While the cause of death for the third woman — buried in the same grave but distinctly separate from the other two — is unclear, Crubézy said that the researchers “can say that they put the three women in the grave at the same time.”
It is near impossible, the authors write, to prove where or when the women died — before or after being placed in the grave — or exactly how, although archeological evidence suggests that they perished in the pit.
“If their placement in the grave occurred postmortem and the sole objective was concealment, then a simple act of pushing them under the overhang would have sufficed,” they wrote. “However, the specific arrangement — stacked atop each other and entwined with fragments of grindstones — implies a more forceful and deliberate placement, strongly suggesting that their demise likely occurred within the burial context.”
If that is the case, the researchers hypothesize that the woman laying on her stomach likely died due to cardiac arrest, while the woman on her back likely perished as a result of asphyxiation due to the weight of the other person on top of her.

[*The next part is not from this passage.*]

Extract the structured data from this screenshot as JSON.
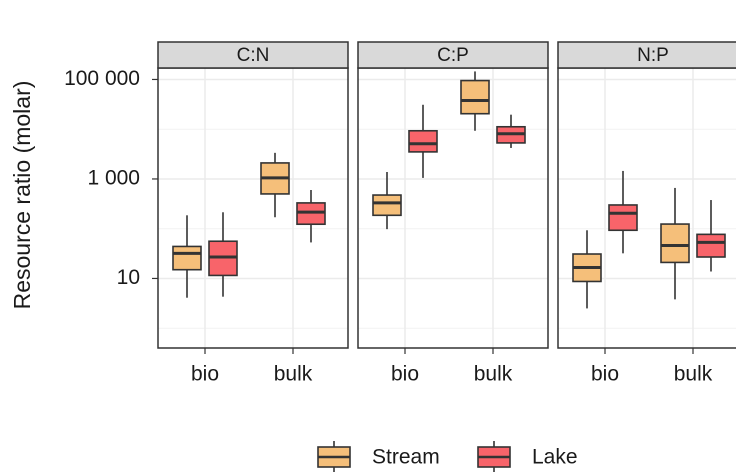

But the only thing they can prove for sure, they wrote, is “the cruelty of the torment,” which was identified across Europe in multiple potential instances of the same nature during the Neolithic period.
After reviewing findings from other archaeological sites across the region, the researchers found evidence of at least 20 instances of “homicidal ligature strangulation or positional asphyxia induced by ligature strangulation,” with 12 individuals discovered in silos or pits that looked akin to silos.
“In different parts of Europe, it was the same type of sacrifice,” Crubézy told CNN. “And this sacrifice is very particular because it’s a cruel one … and you have no blood and no people who killed another, the people killed themselves.”